I can spend up to seven days in the dark, praying it will stop wondering sometimes, what’s my quality of life? I told this to my neurologist and he didn’t seem as phased you should think. He did tell me with my prolonged sessions he can prescribe prednisone to ‘kick it in the ass’. At least there’s that. I was put on Topamax in hopes of deadening the nerve endings, and told he was no longer going to be seeing me.
Is that really it? Am I stuck taking medication with side effects for the rest of my life that SOMETIMES help? I’ve been thrown into a scary world where for the first time Drs. can’t help me.

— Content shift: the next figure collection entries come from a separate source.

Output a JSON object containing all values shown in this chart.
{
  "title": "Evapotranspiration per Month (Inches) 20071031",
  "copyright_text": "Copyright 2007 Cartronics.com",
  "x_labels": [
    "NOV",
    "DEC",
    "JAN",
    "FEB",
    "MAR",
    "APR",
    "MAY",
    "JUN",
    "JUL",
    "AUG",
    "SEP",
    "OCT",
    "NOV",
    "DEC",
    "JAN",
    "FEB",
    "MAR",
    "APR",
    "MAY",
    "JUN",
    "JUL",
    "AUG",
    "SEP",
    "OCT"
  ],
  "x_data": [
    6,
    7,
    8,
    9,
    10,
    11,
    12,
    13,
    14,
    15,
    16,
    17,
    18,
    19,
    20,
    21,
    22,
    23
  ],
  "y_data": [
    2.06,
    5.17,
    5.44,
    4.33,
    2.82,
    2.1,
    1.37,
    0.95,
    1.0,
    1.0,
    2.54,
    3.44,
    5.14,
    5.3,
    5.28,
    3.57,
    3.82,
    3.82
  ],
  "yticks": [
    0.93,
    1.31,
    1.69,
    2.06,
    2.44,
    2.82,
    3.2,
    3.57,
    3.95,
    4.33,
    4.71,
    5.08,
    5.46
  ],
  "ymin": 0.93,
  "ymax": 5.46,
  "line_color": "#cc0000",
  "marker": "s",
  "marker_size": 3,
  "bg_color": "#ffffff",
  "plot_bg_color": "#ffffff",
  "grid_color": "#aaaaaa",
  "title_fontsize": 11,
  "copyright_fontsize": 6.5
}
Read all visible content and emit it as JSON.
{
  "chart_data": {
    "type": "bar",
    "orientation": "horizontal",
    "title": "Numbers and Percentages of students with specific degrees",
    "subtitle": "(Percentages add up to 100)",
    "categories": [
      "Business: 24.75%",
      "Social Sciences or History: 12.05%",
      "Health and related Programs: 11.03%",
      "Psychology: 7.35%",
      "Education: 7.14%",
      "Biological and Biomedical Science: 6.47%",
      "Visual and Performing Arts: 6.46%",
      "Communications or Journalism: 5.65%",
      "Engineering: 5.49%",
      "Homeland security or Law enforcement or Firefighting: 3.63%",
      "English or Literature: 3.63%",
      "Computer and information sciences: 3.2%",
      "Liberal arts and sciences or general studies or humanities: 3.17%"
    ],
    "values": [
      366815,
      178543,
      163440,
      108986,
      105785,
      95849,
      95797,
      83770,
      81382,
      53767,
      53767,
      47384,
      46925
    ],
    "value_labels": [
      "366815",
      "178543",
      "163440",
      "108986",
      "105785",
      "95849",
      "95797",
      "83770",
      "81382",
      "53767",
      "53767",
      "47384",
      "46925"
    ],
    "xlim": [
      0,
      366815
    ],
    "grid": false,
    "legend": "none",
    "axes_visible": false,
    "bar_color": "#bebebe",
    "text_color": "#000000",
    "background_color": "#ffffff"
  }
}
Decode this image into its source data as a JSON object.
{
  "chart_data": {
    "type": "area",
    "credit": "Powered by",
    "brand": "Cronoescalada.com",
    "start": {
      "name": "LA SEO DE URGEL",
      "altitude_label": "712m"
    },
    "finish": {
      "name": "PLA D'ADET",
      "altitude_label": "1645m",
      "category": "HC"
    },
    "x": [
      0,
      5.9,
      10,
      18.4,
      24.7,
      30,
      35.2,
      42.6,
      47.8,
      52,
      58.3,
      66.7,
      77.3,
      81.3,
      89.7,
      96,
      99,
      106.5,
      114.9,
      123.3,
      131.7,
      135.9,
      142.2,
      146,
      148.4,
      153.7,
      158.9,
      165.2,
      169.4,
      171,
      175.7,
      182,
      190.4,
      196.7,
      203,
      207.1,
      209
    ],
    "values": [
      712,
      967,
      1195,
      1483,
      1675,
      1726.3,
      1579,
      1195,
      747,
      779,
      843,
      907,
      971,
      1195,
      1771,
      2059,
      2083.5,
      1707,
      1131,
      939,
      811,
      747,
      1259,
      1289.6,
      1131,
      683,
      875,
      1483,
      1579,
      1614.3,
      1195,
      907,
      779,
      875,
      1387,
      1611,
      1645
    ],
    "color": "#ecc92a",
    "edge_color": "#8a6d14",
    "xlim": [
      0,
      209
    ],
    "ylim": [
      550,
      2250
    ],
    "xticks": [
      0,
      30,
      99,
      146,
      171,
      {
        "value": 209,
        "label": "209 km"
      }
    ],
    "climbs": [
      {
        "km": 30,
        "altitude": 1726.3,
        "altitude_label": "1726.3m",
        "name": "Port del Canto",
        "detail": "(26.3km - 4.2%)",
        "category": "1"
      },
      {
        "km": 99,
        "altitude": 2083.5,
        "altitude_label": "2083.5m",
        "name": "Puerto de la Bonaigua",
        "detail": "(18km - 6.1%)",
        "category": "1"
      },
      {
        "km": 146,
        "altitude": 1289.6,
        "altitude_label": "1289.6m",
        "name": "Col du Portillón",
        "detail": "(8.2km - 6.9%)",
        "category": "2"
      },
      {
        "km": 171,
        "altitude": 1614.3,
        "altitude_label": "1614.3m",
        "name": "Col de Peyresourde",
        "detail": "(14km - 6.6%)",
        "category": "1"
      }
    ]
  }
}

I’ve met other migraine suffers, who have experienced nerve damage due to some 20+ years of migranes. She too was told, you just get headaches some times, and she dealt with it for over twenty years. Now she just goes blind sometimes. She’s considered 100% disabled because she never knows when she’s going to get a migraine and go blind. Is this just an extreme case or can I look forward to damage due to my Unspecified Migraines?
I am glad I’ve found this site. I need you All.